Facing the iconic steps of Berlin’s Olympic Stadium, Kane took his time to receive the ball, leave Mesut Özil and Emre Can standing and rifle across one of the world’s finest goalkeepers.  Jamie Vardy’s was even better.  A blink-and-you’ll-miss-it piece of trickery turned a low cross into a stunning goal as the foxes front man flicked deftly past Neuer to equalise.  Against the best the world has to offer, these were hardly players with the weight of the world on their shoulders. 

Perhaps we’ve asked too much of one man.  We thrust a seventeen-year-old youngster into the international limelight after a beautiful strike against Arsenal in October 2002 handed relegation-battling Everton an unlikely and vital win.  In 2004 he found himself lifted straight into the national team as the golden ticket to ending that long wait for a trophy that's become as much a part of the culture of English football as off-key trumpets blaring out ham-fisted imitations of the Great Escape soundtrack.  For all of the prodigious Scouser’s talents, he was never going to do it alone.

Kane and Vardy’s arrival into the team has been low key by contrast.  The Spurs hitman spent an unsuccessful loan spell at Norwich City before suddenly cementing himself as the mainstay of a title-challenging team.  Even this season there were question marks as to whether he could repeat the previous season’s superb goal return.  Vardy spent the better part of his career in relative obscurity before firing Leicester City to a Premier League title.  Both of them have hit form well before the hype has had a chance to catch up.

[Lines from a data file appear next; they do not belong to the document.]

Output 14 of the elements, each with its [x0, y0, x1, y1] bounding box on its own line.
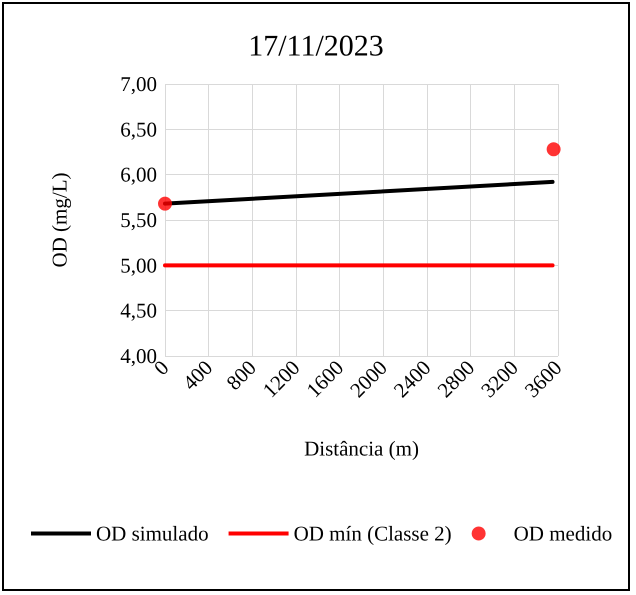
y-tick-label: 5,00: [120, 253, 157, 278]
x-tick-label: 400: [178, 356, 218, 395]
y-tick-label: 6,00: [120, 162, 157, 187]
x-tick-label: 800: [222, 356, 261, 395]
x-axis-title: Distância (m): [304, 436, 419, 460]
y-tick-label: 5,50: [120, 208, 157, 232]
y-tick-label: 6,50: [120, 117, 157, 142]
legend-label: OD simulado: [96, 522, 209, 546]
y-axis-title: OD (mg/L): [48, 172, 72, 268]
legend-label: OD mín (Classe 2): [294, 522, 452, 546]
y-tick-label: 4,50: [120, 298, 157, 323]
legend-label: OD medido: [514, 522, 612, 546]
chart-title: 17/11/2023: [248, 30, 384, 62]
y-tick-label: 7,00: [120, 72, 157, 96]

And the dampening of expectations after a 2014 World Cup that failed to yield a single victory might be the biggest ace up Roy Hodgson’s sleeve.  These days, so little is expected of the England team that its star turns can play free of the weight of expectation that laid so heavily on previous generations of English wunderkinder.

In this week’s friendly against Portugal, the England coach opted for what looked like a happy medium by playing Rooney behind the two strikers.  The problem is, he isn’t quite creative enough to provide service to the forward players and not quite clinical enough to oust either from the team sheet.  And as England struggled to overcome a ten-man, Ronaldo-less Portugal, the lack of incision, ingenuity and inventiveness was clear as day.  

Now, England have themselves in a double-bind of their own making.  Handing Rooney the honour of the captaincy affords him the privileged position of a guaranteed starter.  But with him in the team, either a better striker finds himself consigned to the substitutes’ bench, or the midfield loses all pretence of balance.  Their best hope of a successful campaign is to select by form, and not by name.  And for that, they must take the difficult step of removing their captain from the team.